Emirates’ move comes after the US trio issued a 55-page report accusing the three Gulf airlines of collectively receiving $42.3 billion in subsidies.
Dubai — In a long-awaited formal response to allegations of subsidy and unfair competition leveled by the big three US legacy carriers, Emirates airline on Tuesday rejected the trio’s claims, saying their charges are patently false, riddled with inaccuracies, conjecture, and legal misinterpretations.
“US legacy carriers got the facts wrong, got the law wrong, and set their sights on an outcome that will be wrong for American consumers, communities and the national economy,” the Dubai-based carrier said its fact-based response to allegations leveled by Delta, United and American Airlines.
The full 388-page document was released to the media and public, following meetings on Monday where an Emirates delegation briefed officials from the US Departments of State, Transportation, and Commerce on the airline’s response.
Emirates’ move comes after the US trio issued a 55-page report accusing the three Gulf airlines of collectively receiving $42.3 billion in subsidies. The airlines called on the US government to curb their rivals’ growth through changes to bilateral so-called Open Skies agreements that liberalised air travel.
According to the report released on Tuesday, the US legacy carriers launched an aggressive lobbying campaign in January, in a protectionist bid to restrict consumer choice, and restrict the growth of international flights to the USA operated by Emirates and other Gulf airlines.
Sir Tim Clark, President of Emirates airline, argued that methods employed by the US legacy carriers to discredit Emirates have been “surprising and frankly, repugnant.”
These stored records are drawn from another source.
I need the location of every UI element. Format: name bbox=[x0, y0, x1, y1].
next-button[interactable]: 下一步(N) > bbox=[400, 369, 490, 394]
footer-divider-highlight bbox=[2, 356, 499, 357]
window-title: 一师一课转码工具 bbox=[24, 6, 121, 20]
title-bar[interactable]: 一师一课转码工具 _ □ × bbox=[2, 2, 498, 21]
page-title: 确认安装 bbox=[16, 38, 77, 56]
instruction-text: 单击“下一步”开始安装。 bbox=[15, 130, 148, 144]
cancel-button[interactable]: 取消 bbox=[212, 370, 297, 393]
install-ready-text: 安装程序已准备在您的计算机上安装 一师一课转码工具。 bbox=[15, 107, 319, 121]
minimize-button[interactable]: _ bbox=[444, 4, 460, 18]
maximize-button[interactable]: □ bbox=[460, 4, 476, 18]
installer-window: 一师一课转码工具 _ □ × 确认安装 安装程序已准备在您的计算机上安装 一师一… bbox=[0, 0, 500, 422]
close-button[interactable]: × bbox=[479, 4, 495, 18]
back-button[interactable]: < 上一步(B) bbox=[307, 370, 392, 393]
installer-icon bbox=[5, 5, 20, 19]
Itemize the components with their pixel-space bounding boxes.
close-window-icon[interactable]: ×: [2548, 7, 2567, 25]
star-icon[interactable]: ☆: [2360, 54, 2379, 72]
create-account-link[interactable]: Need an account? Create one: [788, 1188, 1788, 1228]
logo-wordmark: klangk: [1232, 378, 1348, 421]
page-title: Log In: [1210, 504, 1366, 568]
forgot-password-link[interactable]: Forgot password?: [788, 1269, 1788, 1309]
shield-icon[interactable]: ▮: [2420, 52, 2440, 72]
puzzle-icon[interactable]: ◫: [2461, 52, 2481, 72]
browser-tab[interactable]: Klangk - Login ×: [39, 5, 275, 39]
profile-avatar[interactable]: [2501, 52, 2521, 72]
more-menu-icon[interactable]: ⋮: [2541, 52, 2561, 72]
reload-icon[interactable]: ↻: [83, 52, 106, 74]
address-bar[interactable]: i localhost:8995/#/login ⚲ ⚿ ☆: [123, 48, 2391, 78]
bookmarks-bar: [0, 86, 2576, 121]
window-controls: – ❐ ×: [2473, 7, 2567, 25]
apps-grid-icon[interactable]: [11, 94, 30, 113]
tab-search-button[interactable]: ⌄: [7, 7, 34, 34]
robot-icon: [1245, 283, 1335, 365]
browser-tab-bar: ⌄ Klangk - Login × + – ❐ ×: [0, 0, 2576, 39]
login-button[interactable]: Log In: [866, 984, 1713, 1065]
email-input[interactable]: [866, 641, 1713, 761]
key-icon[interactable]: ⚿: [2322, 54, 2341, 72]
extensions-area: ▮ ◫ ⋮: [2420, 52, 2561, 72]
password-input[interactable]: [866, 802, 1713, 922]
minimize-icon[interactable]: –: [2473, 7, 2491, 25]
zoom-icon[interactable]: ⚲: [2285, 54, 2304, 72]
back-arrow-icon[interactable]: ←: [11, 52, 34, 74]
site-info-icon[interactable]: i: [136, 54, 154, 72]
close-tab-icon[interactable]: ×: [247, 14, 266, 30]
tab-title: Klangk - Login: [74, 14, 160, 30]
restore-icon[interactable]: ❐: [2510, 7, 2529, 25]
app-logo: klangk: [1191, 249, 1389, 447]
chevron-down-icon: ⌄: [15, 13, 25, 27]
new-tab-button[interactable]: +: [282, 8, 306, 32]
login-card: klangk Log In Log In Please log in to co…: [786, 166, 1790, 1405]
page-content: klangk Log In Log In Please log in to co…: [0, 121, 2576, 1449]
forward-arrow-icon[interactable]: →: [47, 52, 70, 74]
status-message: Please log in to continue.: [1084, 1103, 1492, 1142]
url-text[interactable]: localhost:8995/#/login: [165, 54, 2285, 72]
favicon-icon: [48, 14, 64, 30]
“We do not underestimate their lobbying prowess, but facts are facts. Unlike the Big 3’s white paper, which is riddled with inaccuracies, conjecture, and legal misinterpretations, Emirates’ response is comprehensive and based on hard facts. We clearly show why the Big 3 have no grounds to ask the US government to unilaterally freeze Emirates’ operations to the USA or pursue other action under the Open Skies agreement. It is because we are absolutely not subsidised, and our operations do not harm these legacy carriers, but instead benefit consumers, communities and America’s national economy.”
In its response, Emirates systematically disproves each of the Big 3’s allegations that it has received over $6 billion in subsidies, including fuel hedging subsidies; purchasing goods and services from related third parties at below-market terms; disproportionately benefiting from airport infrastructure and user fee at Dubai International airport; and having an artificial cost advantage through the structure of the UAE’s labour law.
“The subsidy allegations put forward by the Big 3 are patently false. We have been profitable for 27 years straight, and unlike our accusers, we have never depended on government bail-outs or protection from competition. In fact, we were told right from the start by the government of Dubai that Emirates has to deliver profits and stand on its own feet.
“We had to then, and we still have to now. Dubai has no oil reserves to speak of, and therefore it embarked on a well-documented strategy to diversify its economy with air transport as a key enabler. That directive is what led us to pioneer a successful business model as an efficient long-haul connector that offers customers a best-in-class experience,” said Sir Tim.
“Our global expansion is funded from our own cash flow, and debt raised in the open market through banks and financial institutions. Our success is due to superior commercial performance. To date we have paid our shareholder, the Dubai government, more than $3 billion in dividends. We are financially transparent, and have published fully audited accounts for over 20 years,” said Sir Tim.
Sir Tim said: “It is ironic that the Big 3 are trying to argue their case based on WTO rules, when the USA, at the behest of these same legacy carriers, has always opposed efforts to bring air transport into GATS. Part of that reason would be because the US carriers themselves would be a prime target for restrictions, and would for the first time have to compete with foreign carriers in their protected US domestic market. Even if WTO rules applied — which they don’t — the legacy carriers would have to show that Emirates was subsidised and that competitive injury resulted, and they have failed to do this.”
He pointed out that by asking the US government to take unilateral action, the Big 3 are asking the US to breach its own negotiated international obligations. “This would put in jeopardy America’s Open Skies relationships with 113 other countries, and all the significant public and competition benefits that the Open Skies program has generated.”
“The Big 3’s white paper is littered with self-serving rhetoric about ‘fair trade’, ‘level playing field’, and ‘saving jobs’, but their mess of legal distortions and factual errors falls apart at the slightest scrutiny. The allegations about Emirates receiving subsidies or competing unfairly are false. The Big 3 are far from being ‘harmed’ financially by Emirates’ operations, and they are not even operating in the same markets that we are,” said Sir Tim.